LE RENDEZ-VOUS TINDER

Véronique Simonnet

Elle arrive avec des pansements sur tout le visage. On dirait qu’elle a une couche sous ses vêtements, elle marche avec difficulté.

Plus jamais. Vous m'entendez, plus jamais ça ! Y en a t'il parmi vous qui sont sur Tinder ? Bien sûr, si vous êtes venus avec votre copine ou copain, vous n'allez pas hurlé « Ouiiiii ! Moi ! Moi ! » donc, seuls les célibataires répondront. Que ceux qui sont sur Tinder lèvent la main ! Peut-on éclairer la salle ? Voilà, repérez-vous, je vous offre un Tinder speed dating occulaire gratos, profitez-en !

Mais méfiez-vous, car c'est Tinder qui m'a rendu comme ça !

L'air pensive et nostalgique.

Pourtant au début, cela avait bien commencé. Je flashe sur un homme de monâge, ultra canon, genre mannequin abdo, des yeux tendres et lumineux, un sourire solaire, la TOTALE ! Pas dans ma catégorie me dis-je, et ben si, bingo, il l'est ! J'aurais dû me méfier. Mais j'étais déjà privé de toute réflexion carthésienne alors j'ai matché. Il a matché ; J'ai re matché. Wouaou, le gars joueur et inventif il a re matché ! Wouaou, j'ai tout de suite compris qu'en fait il me disait « c'est fou on est totalement sur la même longueur d'ondes, c'est comme si je te connaissais depuis toujours ! Dans la demi heure qui suvait on buvait le premier verre et au bout du dixième TGV (Téquila, Gin, Vodka) on s'arrachait nos vêtements caché derrière un porche.

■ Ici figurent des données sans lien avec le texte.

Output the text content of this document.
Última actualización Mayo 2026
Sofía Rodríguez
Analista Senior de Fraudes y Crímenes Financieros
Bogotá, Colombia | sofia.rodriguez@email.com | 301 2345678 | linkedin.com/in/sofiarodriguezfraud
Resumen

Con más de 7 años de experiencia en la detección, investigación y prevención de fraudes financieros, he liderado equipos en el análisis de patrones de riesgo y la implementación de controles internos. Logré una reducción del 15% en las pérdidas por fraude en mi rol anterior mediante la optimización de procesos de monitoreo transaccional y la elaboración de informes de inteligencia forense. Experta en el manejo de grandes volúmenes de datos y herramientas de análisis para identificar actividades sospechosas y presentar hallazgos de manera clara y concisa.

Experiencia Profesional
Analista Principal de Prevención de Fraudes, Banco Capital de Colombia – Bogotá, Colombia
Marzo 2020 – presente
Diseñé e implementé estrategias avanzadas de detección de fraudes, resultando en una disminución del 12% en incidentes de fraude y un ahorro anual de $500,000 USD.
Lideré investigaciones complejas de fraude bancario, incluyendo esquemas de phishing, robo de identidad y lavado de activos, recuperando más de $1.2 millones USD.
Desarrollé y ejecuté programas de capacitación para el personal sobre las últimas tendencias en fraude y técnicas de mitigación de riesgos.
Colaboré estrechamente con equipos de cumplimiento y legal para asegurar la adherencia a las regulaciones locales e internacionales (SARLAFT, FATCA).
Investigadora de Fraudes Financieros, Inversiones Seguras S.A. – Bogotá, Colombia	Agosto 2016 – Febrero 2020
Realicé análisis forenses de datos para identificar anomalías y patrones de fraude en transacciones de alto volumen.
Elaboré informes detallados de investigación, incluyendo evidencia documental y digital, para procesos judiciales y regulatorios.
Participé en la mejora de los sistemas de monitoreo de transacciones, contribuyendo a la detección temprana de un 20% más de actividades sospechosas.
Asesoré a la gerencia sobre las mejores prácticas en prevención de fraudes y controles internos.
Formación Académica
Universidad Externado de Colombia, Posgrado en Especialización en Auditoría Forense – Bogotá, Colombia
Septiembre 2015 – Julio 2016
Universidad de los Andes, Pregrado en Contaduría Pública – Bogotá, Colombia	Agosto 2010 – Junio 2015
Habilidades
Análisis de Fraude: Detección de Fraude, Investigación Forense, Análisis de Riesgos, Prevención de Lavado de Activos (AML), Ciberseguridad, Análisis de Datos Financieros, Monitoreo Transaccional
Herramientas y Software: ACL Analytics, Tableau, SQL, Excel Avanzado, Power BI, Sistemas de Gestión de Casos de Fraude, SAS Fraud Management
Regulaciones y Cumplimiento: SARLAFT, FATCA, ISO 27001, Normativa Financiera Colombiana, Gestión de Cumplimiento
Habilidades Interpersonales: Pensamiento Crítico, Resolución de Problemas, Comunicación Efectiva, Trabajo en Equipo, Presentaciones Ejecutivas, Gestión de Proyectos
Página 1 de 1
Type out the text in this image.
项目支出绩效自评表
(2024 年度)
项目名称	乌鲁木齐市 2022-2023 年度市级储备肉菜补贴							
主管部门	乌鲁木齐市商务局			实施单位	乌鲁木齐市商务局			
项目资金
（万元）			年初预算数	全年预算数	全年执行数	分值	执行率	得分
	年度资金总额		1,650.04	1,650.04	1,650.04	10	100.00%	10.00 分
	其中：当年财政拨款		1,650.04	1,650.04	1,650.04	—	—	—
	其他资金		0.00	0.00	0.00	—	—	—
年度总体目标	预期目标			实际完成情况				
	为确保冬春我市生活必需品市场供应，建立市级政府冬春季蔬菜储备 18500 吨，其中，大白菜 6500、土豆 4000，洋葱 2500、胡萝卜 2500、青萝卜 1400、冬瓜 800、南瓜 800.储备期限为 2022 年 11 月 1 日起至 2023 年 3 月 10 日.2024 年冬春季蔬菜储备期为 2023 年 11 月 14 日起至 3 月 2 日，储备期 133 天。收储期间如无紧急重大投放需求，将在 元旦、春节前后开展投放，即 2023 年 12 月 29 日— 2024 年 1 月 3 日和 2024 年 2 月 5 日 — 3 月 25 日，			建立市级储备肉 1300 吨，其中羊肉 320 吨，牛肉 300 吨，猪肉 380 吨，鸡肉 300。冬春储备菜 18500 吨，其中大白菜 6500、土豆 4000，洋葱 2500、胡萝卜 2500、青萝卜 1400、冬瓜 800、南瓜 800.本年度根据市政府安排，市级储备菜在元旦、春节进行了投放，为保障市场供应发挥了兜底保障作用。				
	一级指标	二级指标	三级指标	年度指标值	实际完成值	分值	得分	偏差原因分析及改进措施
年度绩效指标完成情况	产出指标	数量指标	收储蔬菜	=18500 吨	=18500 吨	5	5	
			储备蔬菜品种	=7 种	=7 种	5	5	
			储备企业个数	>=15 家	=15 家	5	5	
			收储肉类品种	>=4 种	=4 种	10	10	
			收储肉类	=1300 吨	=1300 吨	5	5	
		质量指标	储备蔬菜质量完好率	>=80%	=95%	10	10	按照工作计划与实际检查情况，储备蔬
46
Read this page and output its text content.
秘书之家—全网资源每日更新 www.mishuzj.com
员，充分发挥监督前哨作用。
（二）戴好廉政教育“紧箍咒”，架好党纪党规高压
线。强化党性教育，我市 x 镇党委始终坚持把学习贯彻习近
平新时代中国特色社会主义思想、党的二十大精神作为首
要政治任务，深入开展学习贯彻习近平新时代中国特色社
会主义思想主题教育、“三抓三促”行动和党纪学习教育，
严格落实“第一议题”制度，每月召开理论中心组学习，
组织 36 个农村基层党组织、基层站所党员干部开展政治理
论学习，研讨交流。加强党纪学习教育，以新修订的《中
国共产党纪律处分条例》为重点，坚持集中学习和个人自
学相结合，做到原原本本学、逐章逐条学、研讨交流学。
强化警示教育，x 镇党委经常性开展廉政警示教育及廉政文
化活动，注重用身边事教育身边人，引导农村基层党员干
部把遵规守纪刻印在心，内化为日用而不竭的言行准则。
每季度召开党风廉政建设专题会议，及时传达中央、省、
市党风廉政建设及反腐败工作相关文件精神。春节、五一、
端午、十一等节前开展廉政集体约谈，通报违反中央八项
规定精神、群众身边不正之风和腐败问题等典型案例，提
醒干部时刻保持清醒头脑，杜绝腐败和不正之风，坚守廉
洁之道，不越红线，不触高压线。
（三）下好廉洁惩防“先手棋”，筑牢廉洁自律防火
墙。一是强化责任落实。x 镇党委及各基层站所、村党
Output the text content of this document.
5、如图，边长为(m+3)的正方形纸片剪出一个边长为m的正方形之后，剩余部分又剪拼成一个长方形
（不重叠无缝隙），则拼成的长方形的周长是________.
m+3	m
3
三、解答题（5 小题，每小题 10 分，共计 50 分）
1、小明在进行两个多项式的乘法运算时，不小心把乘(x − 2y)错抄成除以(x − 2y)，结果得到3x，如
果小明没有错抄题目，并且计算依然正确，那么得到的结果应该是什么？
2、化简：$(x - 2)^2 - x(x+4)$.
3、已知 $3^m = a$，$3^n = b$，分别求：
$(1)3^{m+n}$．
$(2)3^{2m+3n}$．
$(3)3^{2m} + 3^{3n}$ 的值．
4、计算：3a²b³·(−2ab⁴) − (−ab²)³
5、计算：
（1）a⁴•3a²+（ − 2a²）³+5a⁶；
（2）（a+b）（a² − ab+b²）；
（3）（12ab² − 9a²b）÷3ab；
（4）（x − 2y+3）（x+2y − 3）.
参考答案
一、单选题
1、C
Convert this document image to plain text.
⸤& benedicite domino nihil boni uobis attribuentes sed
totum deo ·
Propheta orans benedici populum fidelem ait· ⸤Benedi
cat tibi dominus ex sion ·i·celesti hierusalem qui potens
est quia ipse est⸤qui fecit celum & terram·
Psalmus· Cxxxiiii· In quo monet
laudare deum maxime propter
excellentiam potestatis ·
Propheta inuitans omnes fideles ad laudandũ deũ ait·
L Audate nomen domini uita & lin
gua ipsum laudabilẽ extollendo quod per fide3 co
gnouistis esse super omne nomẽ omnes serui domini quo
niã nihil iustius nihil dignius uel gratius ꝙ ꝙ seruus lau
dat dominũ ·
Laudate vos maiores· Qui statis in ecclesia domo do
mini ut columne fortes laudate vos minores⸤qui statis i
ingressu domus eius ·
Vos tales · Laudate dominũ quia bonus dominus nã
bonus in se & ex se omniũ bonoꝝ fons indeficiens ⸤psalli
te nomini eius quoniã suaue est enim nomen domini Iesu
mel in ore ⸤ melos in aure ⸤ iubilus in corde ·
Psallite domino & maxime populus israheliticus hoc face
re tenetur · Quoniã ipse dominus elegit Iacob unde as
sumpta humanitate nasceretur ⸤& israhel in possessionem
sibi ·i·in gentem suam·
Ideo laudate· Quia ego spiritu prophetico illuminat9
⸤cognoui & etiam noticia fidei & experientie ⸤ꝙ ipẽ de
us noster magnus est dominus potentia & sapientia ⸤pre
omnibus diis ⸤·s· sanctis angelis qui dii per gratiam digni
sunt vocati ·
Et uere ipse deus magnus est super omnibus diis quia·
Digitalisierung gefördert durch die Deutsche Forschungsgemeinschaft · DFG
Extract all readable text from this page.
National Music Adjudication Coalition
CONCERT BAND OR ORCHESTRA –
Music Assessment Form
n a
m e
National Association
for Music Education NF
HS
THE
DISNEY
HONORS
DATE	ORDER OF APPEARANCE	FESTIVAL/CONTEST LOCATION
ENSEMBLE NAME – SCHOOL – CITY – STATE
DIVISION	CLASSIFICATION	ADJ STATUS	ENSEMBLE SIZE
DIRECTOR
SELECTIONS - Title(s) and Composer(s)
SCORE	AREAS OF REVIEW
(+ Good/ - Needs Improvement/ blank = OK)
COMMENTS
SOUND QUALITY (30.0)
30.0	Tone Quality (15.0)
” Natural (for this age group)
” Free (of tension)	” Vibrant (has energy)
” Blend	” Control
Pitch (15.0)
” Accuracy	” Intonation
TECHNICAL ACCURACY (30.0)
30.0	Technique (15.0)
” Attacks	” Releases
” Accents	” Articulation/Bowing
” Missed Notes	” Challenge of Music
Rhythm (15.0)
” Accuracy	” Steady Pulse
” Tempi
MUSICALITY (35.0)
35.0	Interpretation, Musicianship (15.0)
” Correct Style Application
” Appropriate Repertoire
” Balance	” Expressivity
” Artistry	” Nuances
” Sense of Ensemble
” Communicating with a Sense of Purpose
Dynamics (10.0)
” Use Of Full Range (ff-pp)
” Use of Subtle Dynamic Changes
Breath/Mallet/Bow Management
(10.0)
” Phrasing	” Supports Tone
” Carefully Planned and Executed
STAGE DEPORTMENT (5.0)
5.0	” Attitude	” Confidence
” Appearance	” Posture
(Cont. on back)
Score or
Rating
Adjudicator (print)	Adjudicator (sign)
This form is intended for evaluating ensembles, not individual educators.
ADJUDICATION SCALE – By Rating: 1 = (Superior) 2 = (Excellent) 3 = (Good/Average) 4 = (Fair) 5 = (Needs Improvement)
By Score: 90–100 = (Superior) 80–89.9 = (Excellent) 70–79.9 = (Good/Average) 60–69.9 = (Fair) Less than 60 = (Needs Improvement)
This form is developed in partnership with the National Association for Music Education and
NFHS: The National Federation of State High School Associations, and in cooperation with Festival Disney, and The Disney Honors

J'étais en forme, j'étais fraîche, j'étais parfaitement bien épilée. Après m'avoir embrassée comme un dieu, il m'a sussurré à l'oreille, avec sa voix si chaude, « je ne me suis pas rasé depuis quelques temps, cela te dérrange ? ». Je n'étais plus chaude comme la braise, j'avais atteint la température de la lave en fusion. Décidée à le rassurer, je me dis, une petite pipe.. Montrant son visage : Voilà le résultat. J'ai bien senti que ça grattait un peu..mais sans plus. On s'est embrassé avec une telle fougue que j'ai cru que le sang sur mes lèvres venait de là. Lui, quand il a vu ma tête, ça l'a littéralement galvanisé ! Il m'a retournée aussi sec et à l'assaut ! Franchement, c'était bon au début, même si ça grattait. Mais de gratter je suis passée à baiser avec des oursins ! Puis l'étape du feu, pour finir par l'acide ! Je ne sais si c'est l'étape oursin qui m'a fait dessaouler, mais je n'étais plus du tout dans le « délire grattage » ! J'ai voulu l'éjecter, mais il s'est mis dos au mur en me cramponnant comme un malade, et en me disant que j'étais le meilleur coup de sa vie.

Cela doit être le mot coup. j'ai pris sa tête entre mes deux mains et je l'ai frappé contre le mur pour qu'il s'arrête. J'ai dû frapper un peu trop fort, parce qu'il a glissé tout doucement le long du mur avec moi dessus et n'a plus bougé. Non, non rassurez-vous, je ne l'ai pas tué ! A la réflexion, j'aurais peut-être dû. Parce qu'il s'était évanoui et qu'on était collés ! J'ai dû appeler les urgences et leur expliquer le problème. Comment décrire la situation ? Je me suis envoyée en l'air avec une râpe à gruyère ultra aiguisée et qui est tombée en panne ? (Gros soupir, on sent le profond abattement). Bref ils sont venus, et voilà : trois mois d'arrêt maladie, le temps que ça cautérise.

La souffrance physique vous transcende et j'en suis venue à me poser cette question existentielle : et si je ne m'étais pas épilée ? Soit j'aurais été mieux protégée par ma propre pilosité, soit il ne m'aurait pas sauté dessus et cramponner tel un chien en rut. Et si lui ne s'était pas épilé ? Aucun poil de longueur respectacle n'est abrasif comme de la chaux vive. Ca vous dégoûte ? Je préfère ça à ce que je vis depuis. Je tourne au tramadol. Je reste debout u couchée sur le ventre. J'ai l'impression qu'un sadique me tatoue au bambou les fesses, l'entrejambe et le visage, vingt quatre heure sur vingt quatre. Je n'en peux plus ! Non, plus jamais ça !

D'ailleurs j'ai jeté tout ce qui me servait à m'enlever les poils, je les laisse pousser. Je me demande même si je ne vais pas faire une cure de taurine et m'injecter des hormones mâles pour accélrer la pousse !

L'air traumatisé et déterminé Nan, plus jamais ça.